— Что, правда глаза колет? Ты, сучка богатая, втерлась к нему в доверие и, воспользовавшись этим, прикончила его. А еще ментам приплатила, чтобы они тебя не тронули. Все с тобой ясно, только вот зачем ты сюда таскаешься? Неужели совесть замучила?

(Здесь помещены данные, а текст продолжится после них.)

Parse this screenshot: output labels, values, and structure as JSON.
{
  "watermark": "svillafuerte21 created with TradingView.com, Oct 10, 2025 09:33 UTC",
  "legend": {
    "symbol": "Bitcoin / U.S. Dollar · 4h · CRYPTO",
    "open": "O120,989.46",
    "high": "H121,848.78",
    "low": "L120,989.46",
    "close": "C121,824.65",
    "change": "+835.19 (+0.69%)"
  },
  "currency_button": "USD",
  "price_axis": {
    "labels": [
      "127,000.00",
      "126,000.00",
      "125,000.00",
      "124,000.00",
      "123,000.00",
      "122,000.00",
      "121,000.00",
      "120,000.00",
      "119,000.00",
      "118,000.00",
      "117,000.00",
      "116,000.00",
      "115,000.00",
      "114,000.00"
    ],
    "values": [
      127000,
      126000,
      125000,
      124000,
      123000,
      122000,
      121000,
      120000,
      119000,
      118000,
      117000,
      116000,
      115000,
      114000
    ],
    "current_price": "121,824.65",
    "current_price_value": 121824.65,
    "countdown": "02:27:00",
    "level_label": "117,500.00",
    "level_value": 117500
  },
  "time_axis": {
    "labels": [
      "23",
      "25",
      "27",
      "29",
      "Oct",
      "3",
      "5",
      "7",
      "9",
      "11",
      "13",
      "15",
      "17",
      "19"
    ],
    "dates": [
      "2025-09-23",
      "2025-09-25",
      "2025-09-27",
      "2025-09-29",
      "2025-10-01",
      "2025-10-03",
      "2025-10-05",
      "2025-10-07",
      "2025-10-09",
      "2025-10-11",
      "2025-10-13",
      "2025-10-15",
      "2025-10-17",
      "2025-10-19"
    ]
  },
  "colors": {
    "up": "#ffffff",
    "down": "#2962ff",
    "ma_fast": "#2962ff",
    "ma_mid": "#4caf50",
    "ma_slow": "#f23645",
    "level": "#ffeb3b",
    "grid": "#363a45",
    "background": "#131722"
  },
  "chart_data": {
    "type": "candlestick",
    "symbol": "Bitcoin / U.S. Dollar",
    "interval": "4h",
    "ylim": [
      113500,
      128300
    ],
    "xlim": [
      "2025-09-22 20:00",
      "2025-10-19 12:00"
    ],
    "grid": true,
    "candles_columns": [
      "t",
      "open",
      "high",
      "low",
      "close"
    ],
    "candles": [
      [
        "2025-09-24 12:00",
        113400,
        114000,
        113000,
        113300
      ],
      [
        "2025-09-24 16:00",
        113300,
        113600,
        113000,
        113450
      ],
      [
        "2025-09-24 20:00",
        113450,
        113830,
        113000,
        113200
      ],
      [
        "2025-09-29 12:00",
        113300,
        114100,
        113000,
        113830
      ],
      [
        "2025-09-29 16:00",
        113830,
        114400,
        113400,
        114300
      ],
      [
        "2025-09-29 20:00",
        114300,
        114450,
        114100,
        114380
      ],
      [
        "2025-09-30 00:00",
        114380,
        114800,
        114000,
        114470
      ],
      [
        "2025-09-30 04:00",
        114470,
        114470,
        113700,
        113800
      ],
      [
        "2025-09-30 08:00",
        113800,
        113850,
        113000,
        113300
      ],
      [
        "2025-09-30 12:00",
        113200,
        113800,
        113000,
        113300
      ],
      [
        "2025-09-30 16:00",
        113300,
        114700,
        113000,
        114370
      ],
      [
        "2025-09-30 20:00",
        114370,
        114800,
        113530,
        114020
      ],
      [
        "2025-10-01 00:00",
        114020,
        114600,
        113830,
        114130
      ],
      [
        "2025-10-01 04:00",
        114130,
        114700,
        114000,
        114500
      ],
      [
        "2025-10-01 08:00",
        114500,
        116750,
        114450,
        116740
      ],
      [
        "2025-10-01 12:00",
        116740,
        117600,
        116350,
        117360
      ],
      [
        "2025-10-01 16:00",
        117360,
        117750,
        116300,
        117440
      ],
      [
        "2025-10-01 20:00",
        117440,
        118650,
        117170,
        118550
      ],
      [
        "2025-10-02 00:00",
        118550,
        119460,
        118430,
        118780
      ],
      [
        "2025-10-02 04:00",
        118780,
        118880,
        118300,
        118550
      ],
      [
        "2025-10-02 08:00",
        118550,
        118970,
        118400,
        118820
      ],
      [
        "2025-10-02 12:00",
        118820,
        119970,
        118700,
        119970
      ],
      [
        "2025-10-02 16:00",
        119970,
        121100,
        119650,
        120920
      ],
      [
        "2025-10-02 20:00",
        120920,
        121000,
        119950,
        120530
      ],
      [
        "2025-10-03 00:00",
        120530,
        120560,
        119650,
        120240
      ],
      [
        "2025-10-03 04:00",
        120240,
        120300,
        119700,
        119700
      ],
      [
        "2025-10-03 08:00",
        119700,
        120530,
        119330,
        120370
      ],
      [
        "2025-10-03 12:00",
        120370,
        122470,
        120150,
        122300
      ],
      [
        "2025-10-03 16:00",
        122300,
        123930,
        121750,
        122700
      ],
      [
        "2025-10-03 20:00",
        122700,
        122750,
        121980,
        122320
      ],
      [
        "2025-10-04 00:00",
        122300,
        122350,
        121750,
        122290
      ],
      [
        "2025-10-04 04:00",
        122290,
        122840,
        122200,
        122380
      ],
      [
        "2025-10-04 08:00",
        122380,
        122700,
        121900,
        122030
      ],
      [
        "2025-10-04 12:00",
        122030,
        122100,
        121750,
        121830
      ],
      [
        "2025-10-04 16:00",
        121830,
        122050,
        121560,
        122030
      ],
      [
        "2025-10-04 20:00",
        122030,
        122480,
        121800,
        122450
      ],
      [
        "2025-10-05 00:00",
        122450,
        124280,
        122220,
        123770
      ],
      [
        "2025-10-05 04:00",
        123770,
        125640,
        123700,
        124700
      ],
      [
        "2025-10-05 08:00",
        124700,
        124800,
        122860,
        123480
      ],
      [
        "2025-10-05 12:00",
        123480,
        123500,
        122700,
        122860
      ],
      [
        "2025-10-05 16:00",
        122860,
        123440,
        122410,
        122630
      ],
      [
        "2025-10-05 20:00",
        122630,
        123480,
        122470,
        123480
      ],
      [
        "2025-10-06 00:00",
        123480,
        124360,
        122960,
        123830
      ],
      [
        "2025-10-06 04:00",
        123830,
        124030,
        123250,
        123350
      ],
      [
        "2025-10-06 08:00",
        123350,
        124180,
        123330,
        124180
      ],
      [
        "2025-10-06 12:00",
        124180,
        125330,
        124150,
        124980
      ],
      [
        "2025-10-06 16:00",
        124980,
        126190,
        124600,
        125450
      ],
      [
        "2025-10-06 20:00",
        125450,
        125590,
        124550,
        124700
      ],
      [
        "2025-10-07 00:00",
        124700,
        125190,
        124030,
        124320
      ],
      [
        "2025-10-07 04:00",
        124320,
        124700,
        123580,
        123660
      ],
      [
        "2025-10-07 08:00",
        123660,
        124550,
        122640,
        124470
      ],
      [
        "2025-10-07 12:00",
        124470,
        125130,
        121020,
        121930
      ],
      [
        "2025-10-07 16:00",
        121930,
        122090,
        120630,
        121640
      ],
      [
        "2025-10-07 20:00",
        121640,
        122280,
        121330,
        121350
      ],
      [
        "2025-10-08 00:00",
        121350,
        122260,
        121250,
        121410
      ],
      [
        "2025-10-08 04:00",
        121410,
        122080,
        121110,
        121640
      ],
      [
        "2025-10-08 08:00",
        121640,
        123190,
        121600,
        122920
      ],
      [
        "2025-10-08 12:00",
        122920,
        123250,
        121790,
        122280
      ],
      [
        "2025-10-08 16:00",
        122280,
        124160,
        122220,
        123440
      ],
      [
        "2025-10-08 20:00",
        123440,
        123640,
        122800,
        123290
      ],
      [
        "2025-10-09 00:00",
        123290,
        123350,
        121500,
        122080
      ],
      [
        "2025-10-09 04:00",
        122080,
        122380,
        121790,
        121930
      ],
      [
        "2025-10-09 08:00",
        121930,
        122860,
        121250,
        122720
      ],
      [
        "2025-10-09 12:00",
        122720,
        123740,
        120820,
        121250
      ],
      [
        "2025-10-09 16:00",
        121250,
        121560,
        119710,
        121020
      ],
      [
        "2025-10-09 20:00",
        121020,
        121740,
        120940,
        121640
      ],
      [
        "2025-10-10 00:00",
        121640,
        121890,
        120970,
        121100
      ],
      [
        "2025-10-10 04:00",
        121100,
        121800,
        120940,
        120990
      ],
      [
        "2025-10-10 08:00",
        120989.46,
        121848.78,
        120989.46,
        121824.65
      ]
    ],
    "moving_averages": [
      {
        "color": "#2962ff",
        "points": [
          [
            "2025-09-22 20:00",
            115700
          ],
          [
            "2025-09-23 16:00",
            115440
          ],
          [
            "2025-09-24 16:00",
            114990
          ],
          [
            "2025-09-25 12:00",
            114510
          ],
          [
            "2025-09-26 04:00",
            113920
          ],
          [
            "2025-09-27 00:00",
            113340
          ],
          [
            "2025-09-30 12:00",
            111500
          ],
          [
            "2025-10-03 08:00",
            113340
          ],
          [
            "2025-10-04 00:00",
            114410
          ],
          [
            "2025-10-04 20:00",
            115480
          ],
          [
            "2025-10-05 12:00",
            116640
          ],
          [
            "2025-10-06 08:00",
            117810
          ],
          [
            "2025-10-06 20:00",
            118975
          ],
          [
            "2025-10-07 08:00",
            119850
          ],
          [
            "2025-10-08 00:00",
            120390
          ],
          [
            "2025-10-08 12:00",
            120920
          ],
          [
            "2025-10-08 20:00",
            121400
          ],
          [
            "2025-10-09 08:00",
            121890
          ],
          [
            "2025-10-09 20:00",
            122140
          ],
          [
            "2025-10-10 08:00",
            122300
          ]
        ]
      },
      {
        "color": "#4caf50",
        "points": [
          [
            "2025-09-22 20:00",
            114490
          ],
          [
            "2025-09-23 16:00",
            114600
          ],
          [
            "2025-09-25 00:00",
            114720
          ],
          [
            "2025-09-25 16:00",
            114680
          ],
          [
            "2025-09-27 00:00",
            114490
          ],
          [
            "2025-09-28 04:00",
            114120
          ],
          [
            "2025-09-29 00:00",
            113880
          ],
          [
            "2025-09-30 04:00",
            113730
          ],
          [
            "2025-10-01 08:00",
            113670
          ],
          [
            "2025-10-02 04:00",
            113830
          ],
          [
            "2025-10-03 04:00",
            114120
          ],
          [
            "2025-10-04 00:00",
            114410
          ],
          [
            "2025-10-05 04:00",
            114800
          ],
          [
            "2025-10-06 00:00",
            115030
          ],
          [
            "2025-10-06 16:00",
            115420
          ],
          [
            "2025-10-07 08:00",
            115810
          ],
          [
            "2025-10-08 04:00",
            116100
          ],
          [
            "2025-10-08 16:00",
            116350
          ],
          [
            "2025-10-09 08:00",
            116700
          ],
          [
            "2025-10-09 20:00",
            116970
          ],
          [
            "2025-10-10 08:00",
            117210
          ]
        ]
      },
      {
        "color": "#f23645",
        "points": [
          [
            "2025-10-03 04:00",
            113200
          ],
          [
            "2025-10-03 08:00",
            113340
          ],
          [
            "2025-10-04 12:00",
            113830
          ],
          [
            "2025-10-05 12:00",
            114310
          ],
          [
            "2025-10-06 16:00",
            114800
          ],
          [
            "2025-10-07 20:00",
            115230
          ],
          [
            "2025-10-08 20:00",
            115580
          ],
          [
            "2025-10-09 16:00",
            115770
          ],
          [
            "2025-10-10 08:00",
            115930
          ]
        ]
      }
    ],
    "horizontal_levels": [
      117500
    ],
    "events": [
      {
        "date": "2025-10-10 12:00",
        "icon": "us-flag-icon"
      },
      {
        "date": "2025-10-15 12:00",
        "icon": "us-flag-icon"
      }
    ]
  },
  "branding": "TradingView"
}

Внезапно на меня накатила дикая усталость. Я даже перестала злиться на Варьку. Мы обе любили Андрея, и обе его потеряли. Ей так же больно, как и мне. Может быть, даже больнее, ведь в молодости все переживаешь острее. У меня даже мелькнула мысль: а если бы я не появилась здесь, вдруг бы она и, правда, напилась, а потом бы вены порезала?
— Я не убивала его, — тихо сказала я, глядя в ее прозрачные от слез серые глаза с пушистыми темными ресницами. — Я тоже его любила.
— Ты?! — с удивлением переспросила Варька, словно перед ней стояла шамкающая зубами старуха.
— Да, я! А что здесь такого?! Думаешь, только молоденькие и хорошенькие имеют право любить? И я не меньше тебя хочу выяснить, кто убил Андрея. Для этого и осталась в Москве, чтобы провести собственное расследование. И вовсе не я приплатила ментам, как ты выражаешься, а в вашей стране такой уголовный розыск. И вообще, может ты все-таки скажешь, почему ты считаешь меня виноватой в убийстве?
— Но ты же после его смерти стала единственной наследницей.
— Во-первых, не я, а мой отец. Законы могла бы почитать, — поправила ее я. — А во-вторых, для того, чтобы забрать у Андрея этот особняк, был всего лишь нужен хороший адвокат, чтобы доказать, что Андрей не имеет к нему прямого отношения.
— Это еще почему, если он Петушинский?
— Он неродной сын, и адвокат мог легко доказать, что отец Андрея был введен в заблуждение. И потом, если предположить, что ты права, как ты думаешь, зачем я торчу в Москве? Я вполне могла бы вернуться в Париж.
— Может, с тебя взяли подписку о невыезде из страны?
— Нет, меня даже не вызывали к следователю.
— Но… почему?
— Не знаю, — я покачала головой и прислонилась спиной к дереву. Ноги не держали, какая-то слабость парализовала меня. В голову пришла странная мысль: Что я делаю в этой чужой стране, где меня все ненавидят?
Варька достала из сумки бутылку коньяку и отхлебнула глоток. Потом снова посмотрела на меня.
— Хочешь помянуть его?
Я кивнула, и Варька протянула мне бутылку. Быстро, однако, я ее убедила, что непричастна к убийству. Впрочем, несмотря на свой математический, как говорил Андрей, склад ума, Варька казалась мне недалекой деревенской девушкой, совершенно не разбирающейся в людях. Неужели Андрей с ней спал? Ведь она влюблена в него, как кошка.
— Надеюсь, ты не собиралась на самом деле повторить подвиг Бениславской? — спросила я, чтобы отвлечься.
— Кто это? — Варька посмотрела на меня мутноватыми глазами.
«Вот повело девку от коньяку», — подумала я. — «Сразу видно, что пить не привыкла».
— Галя Бениславская? Подруга Есенина, которая покончила с собой на его могиле.